6) Prosecution – The person who ignored “the memo” becomes a useful scapegoat. And his boss. And their co-conspirators. The eventual trial is, of course, just another part of the show that this whole disaster becomes, the crescendo of blame and outrage, a chance for the people to march from the countryside with their torches through the public square…oh, wait, wrong century.
Not.
You’d like to think that a disaster, unfortunate as it is, can be used as a learning opportunity. If we never have an engineering failure, then things clearly have been over-engineered. After a failure, if the process is done right, everyone has the incentive to contribute information related to the chain of events so that resources can be focused on the weakest link.
Blame and outrage destroys that process. It forces everyone associated with the accident to hide the very information most closely related to the weakest link. At its worst, when bad judgment criminalized, the only people benefiting are those doing the punishing. The rest of society bears the cost of overreaction.
Anyway, that’s the prediction here about how this accident will evolve into tragedy.
Michael Cassidy said,
Very cute and pat; and maybe true.
However, it still could be caused by corruption political and or corrupt maintenance by contractors. Also for a libertarian you never seem to comment about the erosion of our civil liberties. Maybe it wasn’t “bad” judgement but someone pocketing $100K or so and using faulty bolts; someone not inspecting but having a few beers instead.
Is it that as long as they let you play with your money they can take all your liberties away?

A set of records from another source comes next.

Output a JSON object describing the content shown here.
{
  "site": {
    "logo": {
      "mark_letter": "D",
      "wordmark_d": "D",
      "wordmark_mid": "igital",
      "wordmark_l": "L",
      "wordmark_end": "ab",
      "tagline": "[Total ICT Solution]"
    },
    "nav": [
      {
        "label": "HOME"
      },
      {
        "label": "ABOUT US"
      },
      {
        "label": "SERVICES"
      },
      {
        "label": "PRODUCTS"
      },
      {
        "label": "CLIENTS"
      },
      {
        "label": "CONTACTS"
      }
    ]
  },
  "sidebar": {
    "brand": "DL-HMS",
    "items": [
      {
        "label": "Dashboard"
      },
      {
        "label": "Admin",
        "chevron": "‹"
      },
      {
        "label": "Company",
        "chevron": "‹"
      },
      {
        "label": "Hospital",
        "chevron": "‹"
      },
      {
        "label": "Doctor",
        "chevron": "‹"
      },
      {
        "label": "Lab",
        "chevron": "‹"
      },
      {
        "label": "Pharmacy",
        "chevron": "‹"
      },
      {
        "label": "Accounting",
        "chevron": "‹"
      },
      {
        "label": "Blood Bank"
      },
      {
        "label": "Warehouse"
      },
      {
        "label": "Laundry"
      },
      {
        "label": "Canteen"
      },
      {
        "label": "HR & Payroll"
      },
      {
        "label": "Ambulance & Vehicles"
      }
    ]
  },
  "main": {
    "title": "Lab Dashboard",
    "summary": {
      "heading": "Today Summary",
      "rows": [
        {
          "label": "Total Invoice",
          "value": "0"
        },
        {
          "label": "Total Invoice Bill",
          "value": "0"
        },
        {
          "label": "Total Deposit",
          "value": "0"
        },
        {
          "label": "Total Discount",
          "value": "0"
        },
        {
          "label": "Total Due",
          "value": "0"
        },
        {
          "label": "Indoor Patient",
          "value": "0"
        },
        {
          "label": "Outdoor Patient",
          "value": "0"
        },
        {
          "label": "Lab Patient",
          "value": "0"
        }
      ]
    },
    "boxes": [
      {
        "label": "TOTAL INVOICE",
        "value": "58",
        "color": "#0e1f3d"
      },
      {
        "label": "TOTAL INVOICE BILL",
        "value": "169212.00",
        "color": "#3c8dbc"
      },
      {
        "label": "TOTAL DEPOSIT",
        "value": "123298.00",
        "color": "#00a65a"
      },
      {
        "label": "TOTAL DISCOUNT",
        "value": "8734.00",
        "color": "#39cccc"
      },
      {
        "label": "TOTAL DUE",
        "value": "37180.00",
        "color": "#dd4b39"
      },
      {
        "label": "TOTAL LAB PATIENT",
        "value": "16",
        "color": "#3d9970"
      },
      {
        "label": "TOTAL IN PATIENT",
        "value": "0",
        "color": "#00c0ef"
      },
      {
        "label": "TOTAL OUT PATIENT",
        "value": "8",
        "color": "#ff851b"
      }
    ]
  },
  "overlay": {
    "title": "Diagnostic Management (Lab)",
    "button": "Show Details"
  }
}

You remind me of all those 2d Admin. NRA men out there that hate the ACLU and its defense of the Bill of Rights forgetting that if they defended the other 9 Admins. the 2d would not be needed.
M. Hodak said,
Thanks for the comment, MC. I would consider someone using faulty bolts as bad judgment (or worse), but that’s unfortunately the kind of thing that would be prosecuted without regard to the context in which that judgment is made, with too little regard for the incentives and constraints under which that contractor was operating. The result of such prosecution would be more CYA bureaucracy and higher costs, and likely no improvement in the underlying causes of such mischief.
I believe that the media (and readers, perhaps) are too lazy to follow that thread to its logical end, or they don’t want to acknowledge an end that invariably points out the perils of “public” ownership.
Not sure where the second half of your comment is coming from. I think we share a revulsion of the erosion of liberties–all of them. I’m just trying to focus this blog on the economic dimension of group choices–a theme of “perverse incentives.” Lots of good bloggers are already focused on the moral aspect.
Michael Cassidy said,
The second half basically it came out because I was hoping to read your opinion.
Sorry you’re right the title of your blog is “Perverse incentives are endemic.”
Shakespeare's Fool said,
I prefer driving on “over-engineered” bridges. Particularly prefer “over-engineered” household wiring.
Which is perhaps why I appreciated my IBM model B typewriter more than the Selectrics I used that mis-typed.
True, I make plenty of typos, but the under-engineered Selectrics made some of their own.